Of course it's possible in principle.
jmtd | a day ago
Entertaining and depressing in equal measure
orib | 14 hours ago
This is your regularly scheduled reminder: one thing being bad doesn't imply something else is good.
It's entirely possible that both Wayland and X11 are awful.
dsc | 11 hours ago
indeed, and in my case I am considering "just writing something myself" - this solution will also be awful, but it is a road I am willing to explore. Can "just" replace Qt's mechanism from eglfs-kms to only create the dmabuf (and not do the modeset), then pass the descriptor for this buf to my yet-to-be-made compositor which will render this in a texture. Only difficulty I see (famous last words) is handling geometry/window resizes, and the fact that only Qt programs will work with this system, but that is fine.
zie | 3 hours ago
You might take a look at Arcan desktop.
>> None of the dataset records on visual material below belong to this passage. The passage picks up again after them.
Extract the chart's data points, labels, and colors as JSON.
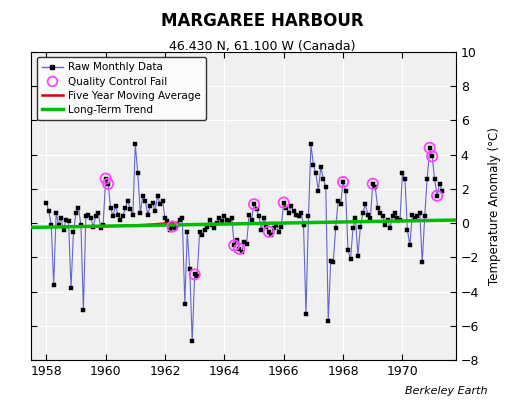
{
  "title": "MARGAREE HARBOUR",
  "subtitle": "46.430 N, 61.100 W (Canada)",
  "ylabel": "Temperature Anomaly (°C)",
  "credit": "Berkeley Earth",
  "xlim": [
    1957.5,
    1971.8
  ],
  "ylim": [
    -8,
    10
  ],
  "yticks": [
    -8,
    -6,
    -4,
    -2,
    0,
    2,
    4,
    6,
    8,
    10
  ],
  "xticks": [
    1958,
    1960,
    1962,
    1964,
    1966,
    1968,
    1970
  ],
  "plot_bg": "#f0f0f0",
  "fig_bg": "#ffffff",
  "line_color": "#6666cc",
  "marker_color": "#000000",
  "trend_color": "#00bb00",
  "ma_color": "#dd0000",
  "qc_color": "#ff44ff",
  "raw_data": [
    [
      1958.0,
      1.2
    ],
    [
      1958.083,
      0.7
    ],
    [
      1958.167,
      -0.1
    ],
    [
      1958.25,
      -3.6
    ],
    [
      1958.333,
      0.6
    ],
    [
      1958.417,
      -0.1
    ],
    [
      1958.5,
      0.3
    ],
    [
      1958.583,
      -0.4
    ],
    [
      1958.667,
      0.2
    ],
    [
      1958.75,
      0.1
    ],
    [
      1958.833,
      -3.8
    ],
    [
      1958.917,
      -0.5
    ],
    [
      1959.0,
      0.6
    ],
    [
      1959.083,
      0.9
    ],
    [
      1959.167,
      -0.1
    ],
    [
      1959.25,
      -5.1
    ],
    [
      1959.333,
      0.4
    ],
    [
      1959.417,
      0.5
    ],
    [
      1959.5,
      0.3
    ],
    [
      1959.583,
      -0.2
    ],
    [
      1959.667,
      0.4
    ],
    [
      1959.75,
      0.6
    ],
    [
      1959.833,
      -0.3
    ],
    [
      1959.917,
      -0.1
    ],
    [
      1960.0,
      2.6
    ],
    [
      1960.083,
      2.3
    ],
    [
      1960.167,
      0.9
    ],
    [
      1960.25,
      0.4
    ],
    [
      1960.333,
      1.0
    ],
    [
      1960.417,
      0.5
    ],
    [
      1960.5,
      0.2
    ],
    [
      1960.583,
      0.4
    ],
    [
      1960.667,
      0.9
    ],
    [
      1960.75,
      1.3
    ],
    [
      1960.833,
      0.8
    ],
    [
      1960.917,
      0.5
    ],
    [
      1961.0,
      4.6
    ],
    [
      1961.083,
      2.9
    ],
    [
      1961.167,
      0.6
    ],
    [
      1961.25,
      1.6
    ],
    [
      1961.333,
      1.3
    ],
    [
      1961.417,
      0.5
    ],
    [
      1961.5,
      1.0
    ],
    [
      1961.583,
      1.2
    ],
    [
      1961.667,
      0.7
    ],
    [
      1961.75,
      1.6
    ],
    [
      1961.833,
      1.1
    ],
    [
      1961.917,
      1.3
    ],
    [
      1962.0,
      0.3
    ],
    [
      1962.083,
      0.1
    ],
    [
      1962.167,
      -0.4
    ],
    [
      1962.25,
      -0.2
    ],
    [
      1962.333,
      -0.3
    ],
    [
      1962.417,
      -0.1
    ],
    [
      1962.5,
      0.2
    ],
    [
      1962.583,
      0.3
    ],
    [
      1962.667,
      -4.7
    ],
    [
      1962.75,
      -0.5
    ],
    [
      1962.833,
      -2.7
    ],
    [
      1962.917,
      -6.9
    ],
    [
      1963.0,
      -3.0
    ],
    [
      1963.083,
      -3.1
    ],
    [
      1963.167,
      -0.5
    ],
    [
      1963.25,
      -0.7
    ],
    [
      1963.333,
      -0.4
    ],
    [
      1963.417,
      -0.2
    ],
    [
      1963.5,
      0.2
    ],
    [
      1963.583,
      -0.1
    ],
    [
      1963.667,
      -0.3
    ],
    [
      1963.75,
      -0.0
    ],
    [
      1963.833,
      0.3
    ],
    [
      1963.917,
      0.1
    ],
    [
      1964.0,
      0.4
    ],
    [
      1964.083,
      0.2
    ],
    [
      1964.167,
      0.1
    ],
    [
      1964.25,
      0.3
    ],
    [
      1964.333,
      -1.3
    ],
    [
      1964.417,
      -1.0
    ],
    [
      1964.5,
      -1.5
    ],
    [
      1964.583,
      -1.7
    ],
    [
      1964.667,
      -1.1
    ],
    [
      1964.75,
      -1.2
    ],
    [
      1964.833,
      0.5
    ],
    [
      1964.917,
      0.2
    ],
    [
      1965.0,
      1.1
    ],
    [
      1965.083,
      0.8
    ],
    [
      1965.167,
      0.4
    ],
    [
      1965.25,
      -0.4
    ],
    [
      1965.333,
      0.3
    ],
    [
      1965.417,
      -0.2
    ],
    [
      1965.5,
      -0.5
    ],
    [
      1965.583,
      -0.7
    ],
    [
      1965.667,
      -0.3
    ],
    [
      1965.75,
      -0.1
    ],
    [
      1965.833,
      -0.5
    ],
    [
      1965.917,
      -0.2
    ],
    [
      1966.0,
      1.2
    ],
    [
      1966.083,
      0.9
    ],
    [
      1966.167,
      0.6
    ],
    [
      1966.25,
      1.0
    ],
    [
      1966.333,
      0.7
    ],
    [
      1966.417,
      0.5
    ],
    [
      1966.5,
      0.4
    ],
    [
      1966.583,
      0.6
    ],
    [
      1966.667,
      -0.1
    ],
    [
      1966.75,
      -5.3
    ],
    [
      1966.833,
      0.4
    ],
    [
      1966.917,
      4.6
    ],
    [
      1967.0,
      3.4
    ],
    [
      1967.083,
      2.9
    ],
    [
      1967.167,
      1.9
    ],
    [
      1967.25,
      3.3
    ],
    [
      1967.333,
      2.6
    ],
    [
      1967.417,
      2.1
    ],
    [
      1967.5,
      -5.7
    ],
    [
      1967.583,
      -2.2
    ],
    [
      1967.667,
      -2.3
    ],
    [
      1967.75,
      -0.3
    ],
    [
      1967.833,
      1.3
    ],
    [
      1967.917,
      1.1
    ],
    [
      1968.0,
      2.4
    ],
    [
      1968.083,
      1.9
    ],
    [
      1968.167,
      -1.6
    ],
    [
      1968.25,
      -2.1
    ],
    [
      1968.333,
      -0.3
    ],
    [
      1968.417,
      0.3
    ],
    [
      1968.5,
      -1.9
    ],
    [
      1968.583,
      -0.2
    ],
    [
      1968.667,
      0.6
    ],
    [
      1968.75,
      1.1
    ],
    [
      1968.833,
      0.5
    ],
    [
      1968.917,
      0.3
    ],
    [
      1969.0,
      2.3
    ],
    [
      1969.083,
      2.1
    ],
    [
      1969.167,
      0.9
    ],
    [
      1969.25,
      0.6
    ],
    [
      1969.333,
      0.4
    ],
    [
      1969.417,
      -0.1
    ],
    [
      1969.5,
      0.2
    ],
    [
      1969.583,
      -0.3
    ],
    [
      1969.667,
      0.4
    ],
    [
      1969.75,
      0.6
    ],
    [
      1969.833,
      0.3
    ],
    [
      1969.917,
      0.2
    ],
    [
      1970.0,
      2.9
    ],
    [
      1970.083,
      2.6
    ],
    [
      1970.167,
      -0.4
    ],
    [
      1970.25,
      -1.3
    ],
    [
      1970.333,
      0.5
    ],
    [
      1970.417,
      0.3
    ],
    [
      1970.5,
      0.4
    ],
    [
      1970.583,
      0.6
    ],
    [
      1970.667,
      -2.3
    ],
    [
      1970.75,
      0.4
    ],
    [
      1970.833,
      2.6
    ],
    [
      1970.917,
      4.4
    ],
    [
      1971.0,
      3.9
    ],
    [
      1971.083,
      2.6
    ],
    [
      1971.167,
      1.6
    ],
    [
      1971.25,
      2.3
    ],
    [
      1971.333,
      1.9
    ]
  ],
  "qc_fail_points": [
    [
      1960.0,
      2.6
    ],
    [
      1960.083,
      2.3
    ],
    [
      1962.25,
      -0.2
    ],
    [
      1963.0,
      -3.0
    ],
    [
      1964.333,
      -1.3
    ],
    [
      1964.5,
      -1.5
    ],
    [
      1965.0,
      1.1
    ],
    [
      1965.5,
      -0.5
    ],
    [
      1966.0,
      1.2
    ],
    [
      1968.0,
      2.4
    ],
    [
      1969.0,
      2.3
    ],
    [
      1970.917,
      4.4
    ],
    [
      1971.0,
      3.9
    ],
    [
      1971.167,
      1.6
    ]
  ],
  "moving_avg": [
    [
      1961.0,
      -0.15
    ],
    [
      1961.2,
      -0.12
    ],
    [
      1961.4,
      -0.1
    ],
    [
      1961.6,
      -0.08
    ],
    [
      1961.8,
      -0.05
    ],
    [
      1962.0,
      -0.02
    ],
    [
      1962.2,
      0.0
    ],
    [
      1962.4,
      0.02
    ]
  ],
  "trend_x": [
    1957.5,
    1971.8
  ],
  "trend_y": [
    -0.25,
    0.18
  ]
}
Here is an article about the low level API's available: https://arcan-fe.com/2019/03/03/writing-a-low-level-arcan-client/
At the very worst, it might give you ideas for your own!
dsc | 3 hours ago
cool, it's why I wrote the comment - for other people to either say I'm silly or perhaps get linked to some nice blogposts like these, thanks!
landon | 12 hours ago
This seems like a failure of the type system or binding structure. Why are all these illegal states representable?
dfawcus | 7 hours ago
Should we classify Wayland as an example of the second-system effect in a different form?
The creators actually threw away a lot of the idea from X as not being in scope, made something simple, but largely inadequate. Hence the slow adoption. Then in having to add extensions to the protocol, got the second-system effect in variant form?
Possibly Wayland should have been the 'throw one away' instance, and the learning from it used to produce a v2 with the missing pieces, rather than chuck everything in the extensions?